You can download the dataset from here. First register then you will be prompted to download the dataset
https://datahack.analyticsvidhya.com/contest/practice-problem-loan-prediction-iii/
Loan_ID : Unique Loan ID
Gender : Male/ Female
Married : Applicant married (Y/N)
Dependents : Number of dependents
Education : Applicant Education (Graduate/ Under Graduate)

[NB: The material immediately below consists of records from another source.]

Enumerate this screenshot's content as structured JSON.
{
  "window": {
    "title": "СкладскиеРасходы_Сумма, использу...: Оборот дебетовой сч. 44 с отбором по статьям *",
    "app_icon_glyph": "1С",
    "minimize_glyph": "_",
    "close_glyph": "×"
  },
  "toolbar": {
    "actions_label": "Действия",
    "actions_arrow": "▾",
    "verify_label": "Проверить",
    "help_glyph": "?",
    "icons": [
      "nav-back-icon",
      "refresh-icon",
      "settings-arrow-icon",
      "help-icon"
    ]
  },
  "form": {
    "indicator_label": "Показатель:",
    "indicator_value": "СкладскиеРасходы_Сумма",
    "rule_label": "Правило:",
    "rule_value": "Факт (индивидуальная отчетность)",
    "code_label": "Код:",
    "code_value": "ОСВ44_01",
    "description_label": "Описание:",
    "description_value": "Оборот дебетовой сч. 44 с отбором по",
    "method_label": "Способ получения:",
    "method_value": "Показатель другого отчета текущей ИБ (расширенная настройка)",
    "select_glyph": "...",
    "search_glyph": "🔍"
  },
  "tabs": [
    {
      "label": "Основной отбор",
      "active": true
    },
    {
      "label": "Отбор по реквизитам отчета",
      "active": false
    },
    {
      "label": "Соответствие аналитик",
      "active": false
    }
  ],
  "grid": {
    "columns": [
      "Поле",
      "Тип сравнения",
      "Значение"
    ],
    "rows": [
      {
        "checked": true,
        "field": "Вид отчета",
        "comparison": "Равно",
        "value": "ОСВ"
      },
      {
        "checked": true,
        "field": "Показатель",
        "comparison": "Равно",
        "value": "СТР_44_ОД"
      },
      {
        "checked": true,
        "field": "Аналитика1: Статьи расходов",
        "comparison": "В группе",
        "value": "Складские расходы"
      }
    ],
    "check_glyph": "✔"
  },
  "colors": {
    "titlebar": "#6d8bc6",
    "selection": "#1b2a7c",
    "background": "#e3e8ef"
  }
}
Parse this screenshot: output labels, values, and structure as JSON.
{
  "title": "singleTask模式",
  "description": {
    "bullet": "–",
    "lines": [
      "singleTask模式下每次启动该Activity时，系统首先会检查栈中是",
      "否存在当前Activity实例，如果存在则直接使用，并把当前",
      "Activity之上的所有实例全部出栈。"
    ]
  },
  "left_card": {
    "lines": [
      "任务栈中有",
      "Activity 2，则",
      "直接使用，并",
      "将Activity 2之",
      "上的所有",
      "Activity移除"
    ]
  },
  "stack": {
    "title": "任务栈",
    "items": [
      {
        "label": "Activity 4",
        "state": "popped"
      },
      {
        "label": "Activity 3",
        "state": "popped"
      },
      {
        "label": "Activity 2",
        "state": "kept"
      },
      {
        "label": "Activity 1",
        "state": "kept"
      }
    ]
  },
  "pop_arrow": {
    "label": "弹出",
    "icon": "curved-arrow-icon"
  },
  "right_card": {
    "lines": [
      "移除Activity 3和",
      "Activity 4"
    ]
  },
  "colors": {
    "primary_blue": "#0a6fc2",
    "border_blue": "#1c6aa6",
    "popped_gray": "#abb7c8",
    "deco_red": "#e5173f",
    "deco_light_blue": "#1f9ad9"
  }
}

Self_Employed : Self employed (Y/N)
ApplicantIncome : Applicant income
CoapplicantIncome : Coapplicant income
LoanAmount : Loan amount in thousands of dollars
Loan_Amount_Term : Term of loan in months
Credit_History : credit history meets guidelines yes or no
Property_Area : Urban/ Semi Urban/ Rural
Loan_Status : Loan approved (Y/N) this is the target variableThis table shows the column names and their descriptions
Importing relevant libraries
import matplotlib.pyplot as plt
import pandas as pd
import seaborn as sns
%matplotlib inline
import numpy as np
Exploratory Data Analysis
Using Seaborn to check the distribution of the numerical variables :Applicant income and the loan amount columns
sns.distplot(train.ApplicantIncome,kde=False)
sns.distplot(train.ApplicantIncome.dropna(),kde=False) -
Used dropna fuction as Appliacant Income cloumn had missing values
People with better education should normally have a higher income, we can check that by plotting the education level against the income.
Graduates have more outliers which means that the people with huge income are most likely well educated.
to check how Credit History affects the Loan Status. A value close to 1 indicates a high loan success rate
Data preprocessing:
Dealing with missing values- check using isnull function
For numerical values a good solution is to fill missing values with the mean. for categorical we can fill them with the mode
Next is to handle and treat Outliers
An outlier is a data point in a data set that is distant from all other observation. A data point that lies outside the overall distribution of dataset
In order to treat outliers we use log transform to nullify their effect or remove them permanently. Many Authors have suggested the best way to deal with outliers is not to delete them from your dataset.
In our dataset Some people might have a low income but strong CoappliantIncome so a good idea is to combine them in a TotalIncome column.
train[‘LoanAmount_log’]=np.log(train[‘LoanAmount’])
train[‘TotalIncome’]= train[‘ApplicantIncome’]+train[‘CoapplicantIncome’]
train[‘TotalIncome_log’]=np.log(train[‘TotalIncome’])
After plotting the TotalIncome_log column our data appears as normal distribution
Modelling Using Sklearn
We need to turn all the categorical variables into numbers. We’ll do that using the LabelEncoder
we’ll create a function that takes in a model , fits it and measures the accuracy which means using the model on the train set and measuring the error on the same set .
We first import Sklearn modules
from sklearn.linear_model import LogisticRegression
from sklearn.model_selection import train_test_split
from sklearn.model_selection import KFold
from sklearn.model_selection import cross_val_score
from sklearn.ensemble import RandomForestClassifier
from sklearn.tree import DecisionTreeClassifier, export_graphviz
from sklearn import metrics
Then write our function
Using Logistic Regression
Using Decision Tree
Using Random Forest
The model is giving us good score on accuracy but a low score in cross validation , this a good example of over fitting
Solutions : Reducing the number of predictors or Tuning the model parameters.
Conclusion
From the Exploratory Data Analysis(EDA), we could generate insight from the data. How each of the features relates to the target. Also, it can be seen from the evaluation of three models that Random Forest performed better than Logistic Regression and Decision Tree.